I was thinking about Aunt Agatha recently. No relative of mine but as any PG Wodehouse fan will recall, Aunt Agatha is that fiercely formidable character who leaves a well…deep & lasting impression. While everyone will recall Jeeves, Aunt Agatha has her spot in the sun too.

This imposing dame was described by her nephew Bertie Wooster as “My Aunt Agatha, the one who chews broken bottles and kills rats with her teeth.” 

And elsewhere –

“Aunt Agatha is like an elephant—not so much to look at, for in appearance she resembles more a well-bred vulture, but because she never forgets.”

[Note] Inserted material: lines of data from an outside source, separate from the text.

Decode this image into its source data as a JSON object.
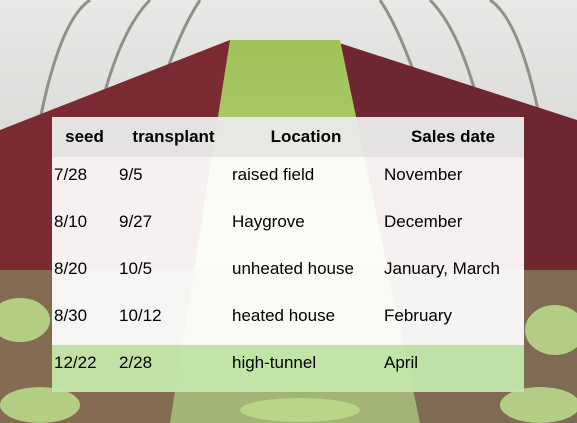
{
  "table": {
    "header": [
      "seed",
      "transplant",
      "Location",
      "Sales date"
    ],
    "rows": [
      [
        "7/28",
        "9/5",
        "raised field",
        "November"
      ],
      [
        "8/10",
        "9/27",
        "Haygrove",
        "December"
      ],
      [
        "8/20",
        "10/5",
        "unheated house",
        "January, March"
      ],
      [
        "8/30",
        "10/12",
        "heated house",
        "February"
      ],
      [
        "12/22",
        "2/28",
        "high-tunnel",
        "April"
      ]
    ]
  }
}
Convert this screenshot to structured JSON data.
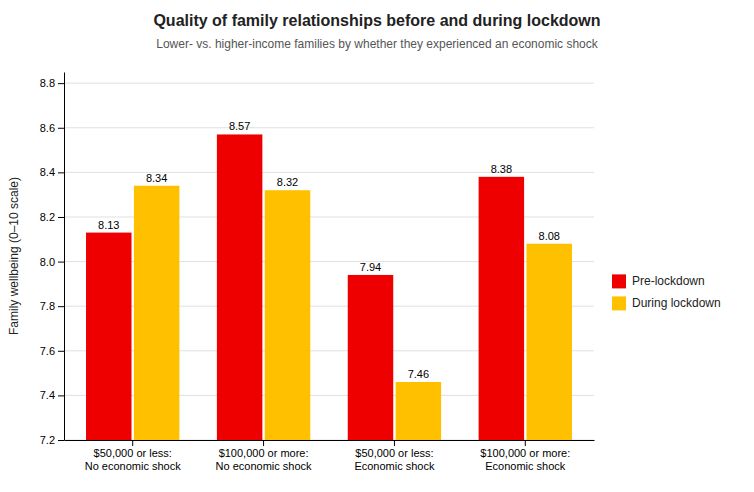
{
  "chart_data": {
    "type": "bar",
    "title": "Quality of family relationships before and during lockdown",
    "subtitle": "Lower- vs. higher-income families by whether they experienced an economic shock",
    "categories": [
      "$50,000 or less:\nNo economic shock",
      "$100,000 or more:\nNo economic shock",
      "$50,000 or less:\nEconomic shock",
      "$100,000 or more:\nEconomic shock"
    ],
    "series": [
      {
        "name": "Pre-lockdown",
        "color": "#EE0000",
        "values": [
          8.13,
          8.57,
          7.94,
          8.38
        ]
      },
      {
        "name": "During lockdown",
        "color": "#FFC000",
        "values": [
          8.34,
          8.32,
          7.46,
          8.08
        ]
      }
    ],
    "ylabel": "Family wellbeing (0–10 scale)",
    "ylim": [
      7.2,
      8.85
    ],
    "yticks": [
      7.2,
      7.4,
      7.6,
      7.8,
      {
        "value": 8.0,
        "label": "8.0"
      },
      8.2,
      8.4,
      8.6,
      8.8
    ],
    "grid": true,
    "legend": "right",
    "data_labels": true
  }
}
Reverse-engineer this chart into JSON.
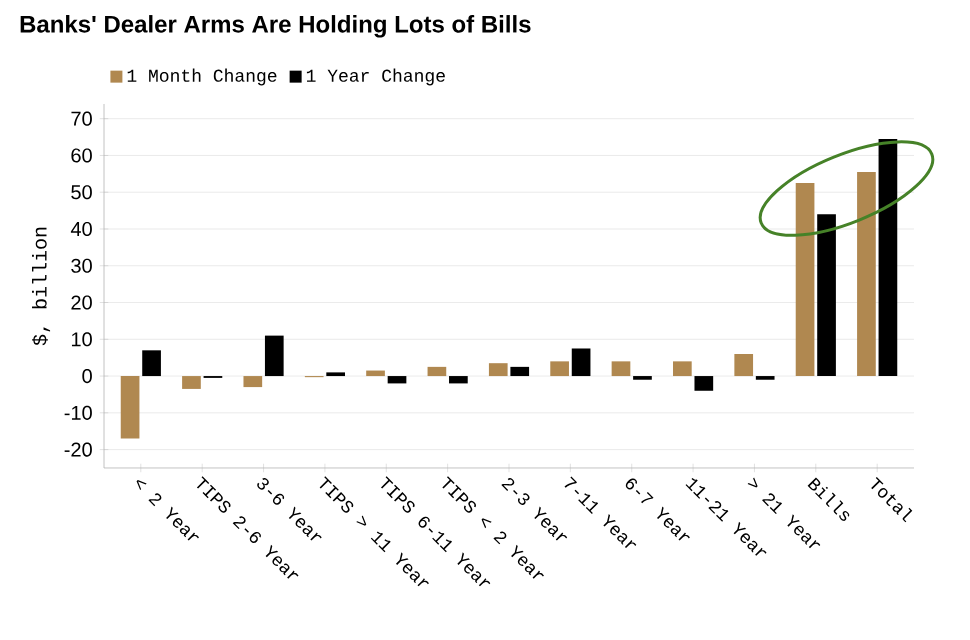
{
  "chart_data": {
    "type": "bar",
    "title": "Banks' Dealer Arms Are Holding Lots of Bills",
    "ylabel": "$, billion",
    "categories": [
      "< 2 Year",
      "TIPS 2-6 Year",
      "3-6 Year",
      "TIPS > 11 Year",
      "TIPS 6-11 Year",
      "TIPS < 2 Year",
      "2-3 Year",
      "7-11 Year",
      "6-7 Year",
      "11-21 Year",
      "> 21 Year",
      "Bills",
      "Total"
    ],
    "series": [
      {
        "name": "1 Month Change",
        "color": "#b08850",
        "values": [
          -17,
          -3.5,
          -3,
          -0.3,
          1.5,
          2.5,
          3.5,
          4,
          4,
          4,
          6,
          52.5,
          55.5
        ]
      },
      {
        "name": "1 Year Change",
        "color": "#000000",
        "values": [
          7,
          -0.5,
          11,
          1,
          -2,
          -2,
          2.5,
          7.5,
          -1,
          -4,
          -1,
          44,
          64.5
        ]
      }
    ],
    "ylim": [
      -25,
      74
    ],
    "yticks": [
      -20,
      -10,
      0,
      10,
      20,
      30,
      40,
      50,
      60,
      70
    ],
    "grid": "y",
    "legend": "top left"
  }
}
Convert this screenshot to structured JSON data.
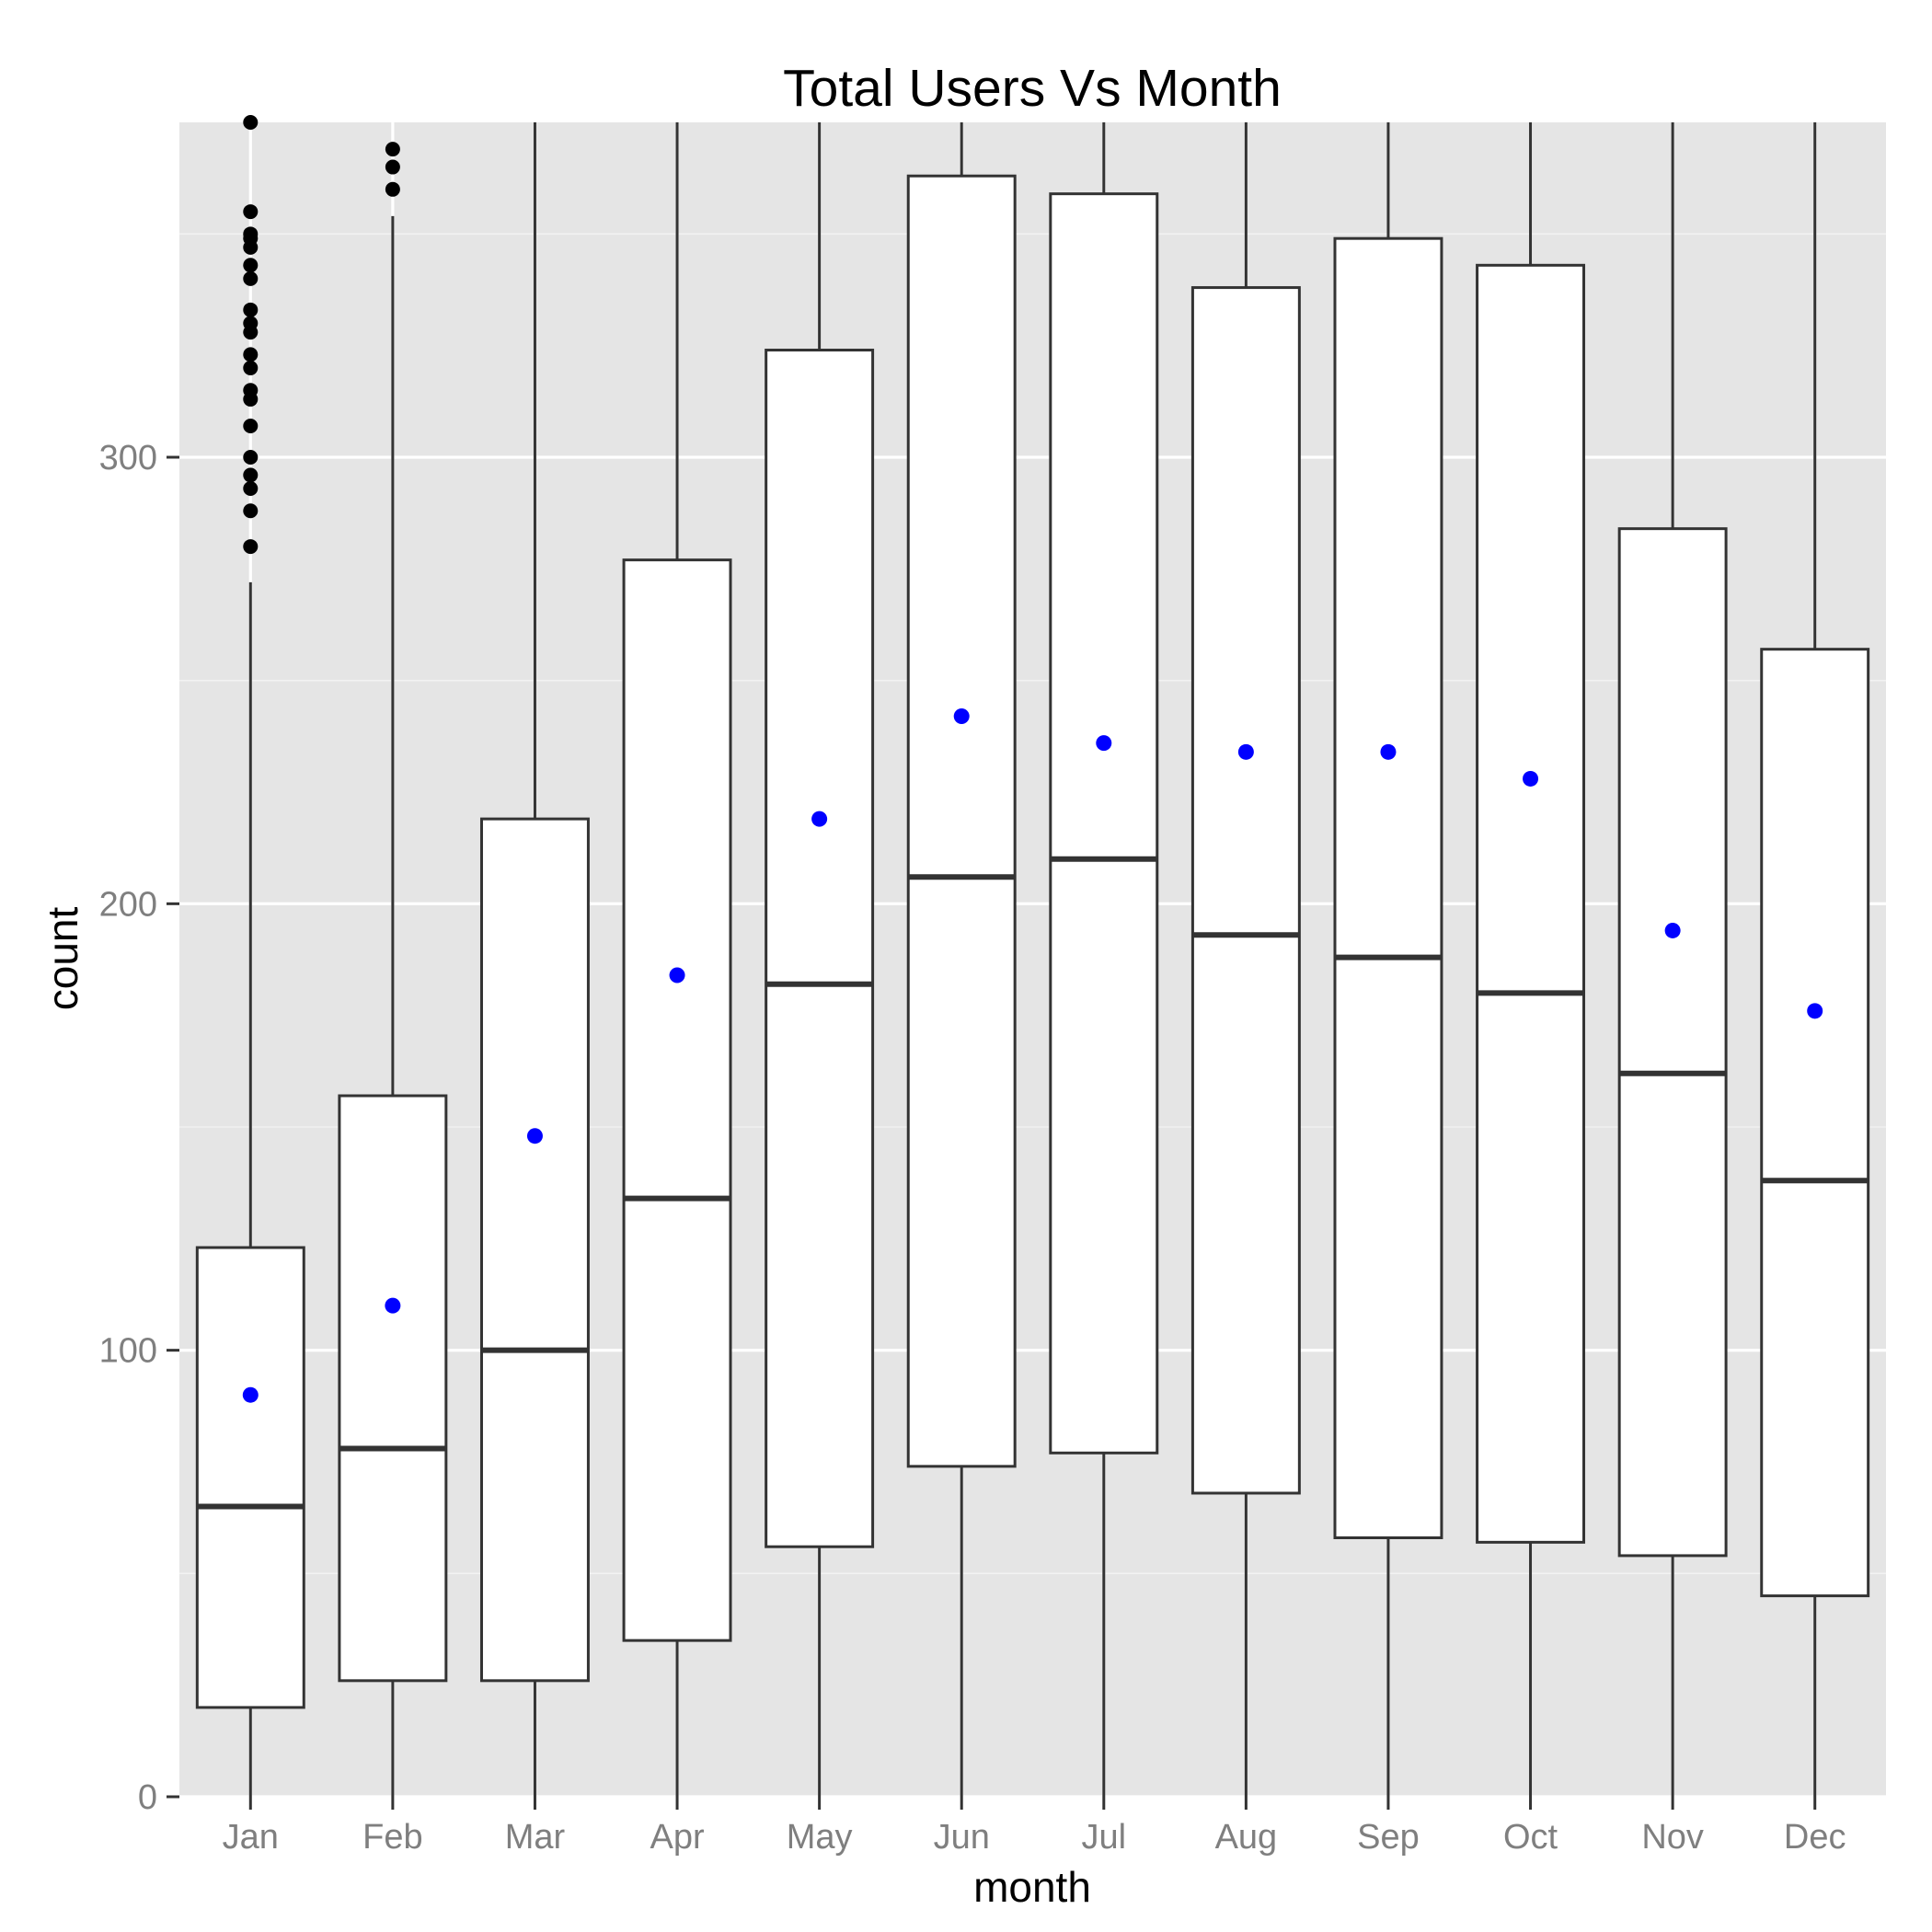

“My Aunt Agatha, for instance, is tall and thin and looks rather like a vulture in the Gobi desert, while Aunt Dahlia is short and solid, like a scrum half in the game of Rugby football. In disposition, too, they differ widely. Aunt Agatha is cold and haughty, though presumably unbending a bit when conducting human sacrifices at the time of the full moon, as she is widely rumoured to do, and her attitude towards me has always been that of an austere governess, causing me to feel as if I were six years old and she had just caught me stealing jam from the jam cupboard: whereas Aunt Dahlia is as jovial and bonhomous as a dame in a Christmas pantomime.”

You get the drift.

Some characters always make you compare them with people in real life who fit the job description. Aunt Agatha for example is the kind you either have within your own family or with luck, escape having.

P G Wodehouse is one of my favourite authors for that dose of subtle, wry humour & sarcasm that pricks. Reminds me, I got to pick up another PGW to read.